<URL: http://bugs.freeciv.org/Ticket/Display.html?id=37592 >

"Peter Schaefer" <[EMAIL PROTECTED]> wrote:
>
><URL: http://bugs.freeciv.org/Ticket/Display.html?id=37592 >
>
>On 3/18/07, (Eddie_Anderson) <[EMAIL PROTECTED]> wrote:
>>
>> <URL: http://bugs.freeciv.org/Ticket/Display.html?id=37592 >
>>
>...
>>
>>     "Get rid of the per tile penalties for Despotism and Anarchy."

>Isn't this penalty already configurable in the ruleset so you can
>experiment with it?
>See:
>production_trade_penalty  = 2, 0
>production_shield_penalty = 2, 0
>production_food_penalty   = 2, 0

     I wasn't aware of that (or I'd forgotten it).  That's good
news.  That means that practically all of these changes can be
implemented via ruleset changes (rather than code changes).


>> 1) Restore Whales tiles back to 2-2-3 (Food-Shields-Trade).
>>
>>    AIUI part of why a Whales tile (at 2-2-3) was disproportionately
>>    valuable was because most of its production "flew under the
>>    radar" of Despotism's per tile penalties.  But with the per tile
>>    penalties removed, other special tiles would be more competitive
>>    with the Whales tile's original values.
>
>The whale competed mostly with the fish, people were complaining about
>getting fish instead of whale.

    That makes sense too.  I wonder if those complaints would have
been less frequent if fish tiles gave 3-0-2 instead of 2-0-2?


>> 2) Make Anarchy significantly more wasteful than Despotism.
>>
>>    Either make Anarchy's waste greater or Despotism's less.  IIRC,
>>    as it is now, there is little difference between them.  IMO that
>>    seems counterintuitive.

>The problem here is that if you do that, the city might not be able to
>maintain its units, even early in the game. Also anarchy should never
>last long anyway, unless you are a democracy collapsing every 2nd turn
>;-)

    I'm having trouble calculating how waste would be higher than
what we have now.  Do you have an example in mind?
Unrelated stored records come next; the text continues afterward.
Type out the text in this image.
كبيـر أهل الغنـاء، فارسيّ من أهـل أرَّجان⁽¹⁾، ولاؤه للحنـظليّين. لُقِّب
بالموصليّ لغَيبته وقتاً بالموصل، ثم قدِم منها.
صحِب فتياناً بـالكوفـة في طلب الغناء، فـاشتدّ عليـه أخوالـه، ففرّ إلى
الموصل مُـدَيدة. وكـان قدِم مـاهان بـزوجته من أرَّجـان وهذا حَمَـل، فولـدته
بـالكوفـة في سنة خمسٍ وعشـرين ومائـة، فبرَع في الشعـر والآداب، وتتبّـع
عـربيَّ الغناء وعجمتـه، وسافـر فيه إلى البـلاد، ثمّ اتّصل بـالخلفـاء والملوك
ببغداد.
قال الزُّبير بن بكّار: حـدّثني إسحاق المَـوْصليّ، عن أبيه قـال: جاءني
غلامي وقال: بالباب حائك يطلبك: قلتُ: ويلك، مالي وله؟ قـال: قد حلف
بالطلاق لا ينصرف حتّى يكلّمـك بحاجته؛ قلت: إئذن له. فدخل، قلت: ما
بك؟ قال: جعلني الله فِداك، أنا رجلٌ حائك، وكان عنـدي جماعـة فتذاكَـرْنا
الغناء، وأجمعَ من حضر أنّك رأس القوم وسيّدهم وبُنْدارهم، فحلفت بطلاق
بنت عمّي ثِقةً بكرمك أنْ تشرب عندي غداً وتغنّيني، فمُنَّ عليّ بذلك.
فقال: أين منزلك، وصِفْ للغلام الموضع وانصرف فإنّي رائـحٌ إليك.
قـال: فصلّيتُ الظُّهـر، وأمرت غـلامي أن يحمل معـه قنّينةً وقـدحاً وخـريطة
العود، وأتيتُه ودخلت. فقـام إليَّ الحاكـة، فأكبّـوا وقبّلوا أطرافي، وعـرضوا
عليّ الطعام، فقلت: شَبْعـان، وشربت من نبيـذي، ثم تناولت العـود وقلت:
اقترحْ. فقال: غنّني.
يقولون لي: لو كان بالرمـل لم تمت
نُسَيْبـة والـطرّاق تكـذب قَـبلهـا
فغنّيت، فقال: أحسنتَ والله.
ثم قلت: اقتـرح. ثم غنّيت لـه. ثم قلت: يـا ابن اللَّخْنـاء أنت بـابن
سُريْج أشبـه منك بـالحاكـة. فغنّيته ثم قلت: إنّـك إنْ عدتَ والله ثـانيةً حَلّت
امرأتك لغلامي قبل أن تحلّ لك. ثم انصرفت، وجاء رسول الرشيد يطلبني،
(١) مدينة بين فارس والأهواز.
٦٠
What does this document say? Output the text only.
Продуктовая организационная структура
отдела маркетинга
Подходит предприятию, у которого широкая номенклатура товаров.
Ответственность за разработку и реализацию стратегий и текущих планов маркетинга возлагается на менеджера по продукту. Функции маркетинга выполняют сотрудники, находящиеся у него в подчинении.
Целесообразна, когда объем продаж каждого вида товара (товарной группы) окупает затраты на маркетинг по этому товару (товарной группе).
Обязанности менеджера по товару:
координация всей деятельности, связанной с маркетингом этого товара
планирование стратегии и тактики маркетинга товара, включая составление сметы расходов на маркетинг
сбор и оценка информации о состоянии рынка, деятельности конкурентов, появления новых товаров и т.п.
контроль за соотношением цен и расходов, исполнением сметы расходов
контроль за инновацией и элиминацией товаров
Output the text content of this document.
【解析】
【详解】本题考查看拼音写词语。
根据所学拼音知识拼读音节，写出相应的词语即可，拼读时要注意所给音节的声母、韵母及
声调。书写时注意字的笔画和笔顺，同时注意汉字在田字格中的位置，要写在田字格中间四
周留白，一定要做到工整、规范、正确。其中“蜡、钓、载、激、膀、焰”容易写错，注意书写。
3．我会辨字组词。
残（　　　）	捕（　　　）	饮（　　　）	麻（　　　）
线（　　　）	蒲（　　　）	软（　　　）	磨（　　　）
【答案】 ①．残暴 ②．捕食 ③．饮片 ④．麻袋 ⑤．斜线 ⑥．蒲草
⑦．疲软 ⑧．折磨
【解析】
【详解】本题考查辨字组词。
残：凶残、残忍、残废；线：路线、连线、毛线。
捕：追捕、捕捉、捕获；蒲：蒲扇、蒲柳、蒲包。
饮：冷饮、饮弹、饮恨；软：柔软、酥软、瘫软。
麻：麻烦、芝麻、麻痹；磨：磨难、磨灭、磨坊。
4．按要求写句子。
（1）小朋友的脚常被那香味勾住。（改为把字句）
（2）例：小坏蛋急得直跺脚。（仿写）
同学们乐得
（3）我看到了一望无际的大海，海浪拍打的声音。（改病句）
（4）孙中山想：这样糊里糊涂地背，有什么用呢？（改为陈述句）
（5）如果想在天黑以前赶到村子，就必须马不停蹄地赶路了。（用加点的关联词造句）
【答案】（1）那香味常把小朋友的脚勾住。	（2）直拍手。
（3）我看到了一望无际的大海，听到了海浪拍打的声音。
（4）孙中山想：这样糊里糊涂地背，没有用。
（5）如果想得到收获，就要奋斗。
    Here's how I figure it:  As it is now, Despotism (or Anarchy)
has a per tile penalty, a base waste percentage, and a waste-by-
distance percentage (for non-capital cities).  Combine those and in
some cases, the penalty exceeds 67%.  In such cases, 6 shields are
reduced to 1.  That is discouragingly inefficient.

    I'm advocating a much lower percentage than that for Anarchy
(and still less for Despotism).  There doesn't have to be a big
difference between those two; but IMO there *should* be a
difference.  How about a difference of 10%?  Say 30% waste for
Despotism and 40% for Anarchy?

    That might be enough to make you think twice about starting a
revolution - but not so much that it would be prohibitively
expensive to do so.  It would also restore some luster to the Statue
of Liberty WoW.  :-)

>> 3) Remove the free food and free shield for city centers.

>It is a bit confusing yes. I always thought about the +1 food as 2
>free turns of irrigation, but that is not how it works.  I also felt
>irritated about settling on grass+resource.

    I agree.  And it's the asymmetry that is bad, IMO.  Buffalo gets
nothing, Oasis gets nothing, Pheasant gets nothing; yet somehow
people can find food on a gold mountain.  :-)

>One problem is you might
>end up with cities with no production at all.

    Hopefully not for long.  But IMO, that is where the game is -
pick an appropriate city site from (and strategy for) the land that
is near your starting position.

    Personally, I wouldn't mind a city that started out by working a
spice and a fruit tile.  After 4 turns, I'd have another citizen to
put on a forest tile.  Plus the city would continue to grow and I'd
have another citizen 8 turns later.


>There always will be newbie traps and Im not sure whether it is a good
>idea to remove complexity from the game. After all, you want some
>learning curve.

    Depending on how we define "traps", I agree.  The direction that
I'd like to Freeciv go in is this:  transparency in its rules.  Let
Freeciv's complexity come from the choices of strategy and tactics
that it presents (not in remembering the side effects of its rules).